Bear in mind that, according to recent data and analysis by the US National Science Foundation and the Nature Index, China was ahead of the US in total output of scientific publications in 2016, while Germany and China were second to the US in high-quality research output, with the UK ranked fourth.

Chances are good

According to the ARC data, in the 2018 round almost every third application (31%) was successful. This includes projects from fields of research that usually find it tough to get funded, the Humanities and Creative Arts, Social, Behavioural and Economic Sciences, which collectively had a success rate of 30.5%.

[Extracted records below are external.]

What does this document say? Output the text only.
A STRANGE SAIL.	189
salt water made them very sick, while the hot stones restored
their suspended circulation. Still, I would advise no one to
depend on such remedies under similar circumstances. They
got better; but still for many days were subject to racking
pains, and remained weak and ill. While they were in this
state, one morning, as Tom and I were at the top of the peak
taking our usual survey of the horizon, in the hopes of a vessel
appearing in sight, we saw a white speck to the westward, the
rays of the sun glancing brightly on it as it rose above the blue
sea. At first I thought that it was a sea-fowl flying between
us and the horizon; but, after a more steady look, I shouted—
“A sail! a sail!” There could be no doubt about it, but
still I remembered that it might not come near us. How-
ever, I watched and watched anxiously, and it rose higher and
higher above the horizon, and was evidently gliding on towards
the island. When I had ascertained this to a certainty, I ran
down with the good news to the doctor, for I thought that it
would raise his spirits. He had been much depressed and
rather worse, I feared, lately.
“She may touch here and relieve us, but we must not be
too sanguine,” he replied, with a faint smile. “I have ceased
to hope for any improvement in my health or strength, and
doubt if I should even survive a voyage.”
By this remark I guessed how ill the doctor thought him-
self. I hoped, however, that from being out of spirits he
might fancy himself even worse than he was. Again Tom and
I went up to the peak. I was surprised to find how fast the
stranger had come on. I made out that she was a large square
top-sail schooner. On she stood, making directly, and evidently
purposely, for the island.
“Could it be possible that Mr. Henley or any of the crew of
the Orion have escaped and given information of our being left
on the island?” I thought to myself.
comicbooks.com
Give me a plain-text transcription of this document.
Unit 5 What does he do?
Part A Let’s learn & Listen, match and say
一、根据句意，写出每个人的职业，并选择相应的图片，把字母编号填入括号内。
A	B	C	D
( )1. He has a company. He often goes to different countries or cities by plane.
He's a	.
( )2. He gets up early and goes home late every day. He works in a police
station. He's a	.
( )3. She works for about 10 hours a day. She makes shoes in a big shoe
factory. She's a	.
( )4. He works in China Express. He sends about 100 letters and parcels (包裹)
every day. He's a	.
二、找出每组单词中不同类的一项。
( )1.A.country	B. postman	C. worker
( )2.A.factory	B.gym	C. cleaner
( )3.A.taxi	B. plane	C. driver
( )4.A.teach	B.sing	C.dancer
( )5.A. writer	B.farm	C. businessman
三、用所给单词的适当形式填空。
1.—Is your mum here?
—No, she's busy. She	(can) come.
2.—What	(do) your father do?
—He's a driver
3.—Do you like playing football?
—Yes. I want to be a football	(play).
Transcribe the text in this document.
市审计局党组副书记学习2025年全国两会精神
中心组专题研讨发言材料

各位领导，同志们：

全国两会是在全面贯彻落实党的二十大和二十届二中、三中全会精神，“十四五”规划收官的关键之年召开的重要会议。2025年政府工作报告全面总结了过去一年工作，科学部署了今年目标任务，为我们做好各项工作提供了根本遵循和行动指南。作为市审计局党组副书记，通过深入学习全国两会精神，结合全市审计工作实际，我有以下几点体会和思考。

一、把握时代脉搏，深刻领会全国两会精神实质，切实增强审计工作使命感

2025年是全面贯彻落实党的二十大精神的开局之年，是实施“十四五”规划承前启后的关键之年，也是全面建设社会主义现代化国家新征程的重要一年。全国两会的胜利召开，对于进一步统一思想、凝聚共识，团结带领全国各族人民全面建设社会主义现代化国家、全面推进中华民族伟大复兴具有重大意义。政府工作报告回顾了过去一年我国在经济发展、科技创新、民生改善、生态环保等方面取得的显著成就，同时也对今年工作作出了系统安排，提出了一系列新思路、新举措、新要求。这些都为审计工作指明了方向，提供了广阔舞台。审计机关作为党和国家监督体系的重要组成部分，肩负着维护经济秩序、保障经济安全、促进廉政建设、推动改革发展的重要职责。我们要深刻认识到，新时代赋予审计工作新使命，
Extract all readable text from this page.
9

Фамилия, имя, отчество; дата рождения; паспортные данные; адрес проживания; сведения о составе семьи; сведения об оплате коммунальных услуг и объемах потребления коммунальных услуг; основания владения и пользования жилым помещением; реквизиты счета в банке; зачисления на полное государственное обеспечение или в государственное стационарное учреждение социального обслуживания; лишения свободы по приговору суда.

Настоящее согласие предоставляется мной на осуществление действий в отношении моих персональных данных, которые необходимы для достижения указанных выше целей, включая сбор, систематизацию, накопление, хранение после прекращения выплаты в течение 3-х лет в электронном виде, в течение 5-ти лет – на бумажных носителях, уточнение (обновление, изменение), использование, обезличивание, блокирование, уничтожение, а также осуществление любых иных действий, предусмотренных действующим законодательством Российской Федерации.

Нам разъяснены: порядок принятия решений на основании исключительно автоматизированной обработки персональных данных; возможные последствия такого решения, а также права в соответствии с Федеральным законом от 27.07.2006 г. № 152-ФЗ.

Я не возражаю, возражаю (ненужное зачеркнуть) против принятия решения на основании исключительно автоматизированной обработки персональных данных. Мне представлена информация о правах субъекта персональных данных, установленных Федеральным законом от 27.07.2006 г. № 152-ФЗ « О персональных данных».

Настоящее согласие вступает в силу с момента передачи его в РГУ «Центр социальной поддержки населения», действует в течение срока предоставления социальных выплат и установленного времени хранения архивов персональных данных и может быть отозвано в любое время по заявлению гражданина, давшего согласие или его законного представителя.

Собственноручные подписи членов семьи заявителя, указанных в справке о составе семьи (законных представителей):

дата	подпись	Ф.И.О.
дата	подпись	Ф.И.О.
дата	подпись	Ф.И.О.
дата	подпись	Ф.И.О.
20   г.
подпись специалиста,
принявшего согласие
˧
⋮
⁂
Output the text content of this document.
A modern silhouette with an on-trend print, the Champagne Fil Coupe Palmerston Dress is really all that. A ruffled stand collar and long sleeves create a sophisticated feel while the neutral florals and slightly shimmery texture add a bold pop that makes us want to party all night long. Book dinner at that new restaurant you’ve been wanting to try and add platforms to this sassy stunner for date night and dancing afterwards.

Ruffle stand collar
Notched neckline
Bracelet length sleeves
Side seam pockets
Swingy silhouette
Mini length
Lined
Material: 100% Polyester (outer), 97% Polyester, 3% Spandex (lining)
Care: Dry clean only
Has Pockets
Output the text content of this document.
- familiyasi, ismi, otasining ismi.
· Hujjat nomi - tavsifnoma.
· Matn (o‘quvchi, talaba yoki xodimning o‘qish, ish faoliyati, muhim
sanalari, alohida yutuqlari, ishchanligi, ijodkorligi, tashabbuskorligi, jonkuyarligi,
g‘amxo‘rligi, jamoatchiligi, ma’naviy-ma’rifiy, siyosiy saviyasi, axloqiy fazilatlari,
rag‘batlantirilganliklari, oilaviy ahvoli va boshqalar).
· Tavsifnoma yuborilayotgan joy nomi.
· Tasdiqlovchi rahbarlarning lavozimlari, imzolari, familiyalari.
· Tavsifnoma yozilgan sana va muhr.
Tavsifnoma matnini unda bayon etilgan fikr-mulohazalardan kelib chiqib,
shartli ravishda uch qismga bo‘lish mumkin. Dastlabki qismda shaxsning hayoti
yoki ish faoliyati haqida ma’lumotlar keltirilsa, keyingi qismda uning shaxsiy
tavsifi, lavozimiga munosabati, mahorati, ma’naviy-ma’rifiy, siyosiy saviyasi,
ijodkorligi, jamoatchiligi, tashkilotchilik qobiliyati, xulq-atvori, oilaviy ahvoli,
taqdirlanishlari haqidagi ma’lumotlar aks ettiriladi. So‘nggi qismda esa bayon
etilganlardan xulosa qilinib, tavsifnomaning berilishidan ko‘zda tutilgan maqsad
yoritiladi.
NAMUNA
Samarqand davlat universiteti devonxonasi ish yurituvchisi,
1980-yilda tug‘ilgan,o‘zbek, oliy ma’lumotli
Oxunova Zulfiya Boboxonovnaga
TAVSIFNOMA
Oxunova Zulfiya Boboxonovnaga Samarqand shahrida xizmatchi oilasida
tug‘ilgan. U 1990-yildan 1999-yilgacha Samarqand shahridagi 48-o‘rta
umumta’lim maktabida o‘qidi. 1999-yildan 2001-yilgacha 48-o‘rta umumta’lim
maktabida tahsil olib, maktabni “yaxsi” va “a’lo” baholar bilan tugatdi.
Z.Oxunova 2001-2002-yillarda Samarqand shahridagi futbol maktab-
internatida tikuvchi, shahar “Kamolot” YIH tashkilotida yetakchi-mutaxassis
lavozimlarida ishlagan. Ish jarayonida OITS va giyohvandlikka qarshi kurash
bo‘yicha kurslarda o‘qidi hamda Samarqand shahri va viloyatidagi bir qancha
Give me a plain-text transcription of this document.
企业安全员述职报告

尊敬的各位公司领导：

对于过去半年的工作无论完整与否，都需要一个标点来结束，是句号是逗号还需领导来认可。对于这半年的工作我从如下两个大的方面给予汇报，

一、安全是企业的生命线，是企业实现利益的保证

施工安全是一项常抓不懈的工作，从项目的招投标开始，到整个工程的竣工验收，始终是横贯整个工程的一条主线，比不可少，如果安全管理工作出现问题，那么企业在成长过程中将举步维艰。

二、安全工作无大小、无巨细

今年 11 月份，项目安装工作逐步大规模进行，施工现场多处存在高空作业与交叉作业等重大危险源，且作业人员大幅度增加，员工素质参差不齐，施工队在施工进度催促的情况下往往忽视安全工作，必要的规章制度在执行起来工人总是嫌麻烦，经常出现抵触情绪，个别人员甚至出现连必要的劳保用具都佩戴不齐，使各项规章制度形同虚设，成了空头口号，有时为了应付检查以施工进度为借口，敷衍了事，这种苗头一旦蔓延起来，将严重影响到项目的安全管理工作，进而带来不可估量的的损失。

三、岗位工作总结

Given the comparably low success rate across other ARC grant schemes, such as the Discovery Projects, the flexibility of Linkage Projects and the relatively high chance of getting funded is an attractive bonus for researchers considering to apply.

Still a man's world

But getting to lead a Linkage Grant project, with often many different partners involved, is largely a domain of established researchers, and here the gender gap plays out. As the ARC data show, with approved projects leading researchers were twice as often male leading than female (despite similar success rates), and the gap was far more pronounced with older applicants.

Still, males dominate as leading researchers of Linkage Projects across all age groups which suggests the gender gap is not likely to be overcome any time soon.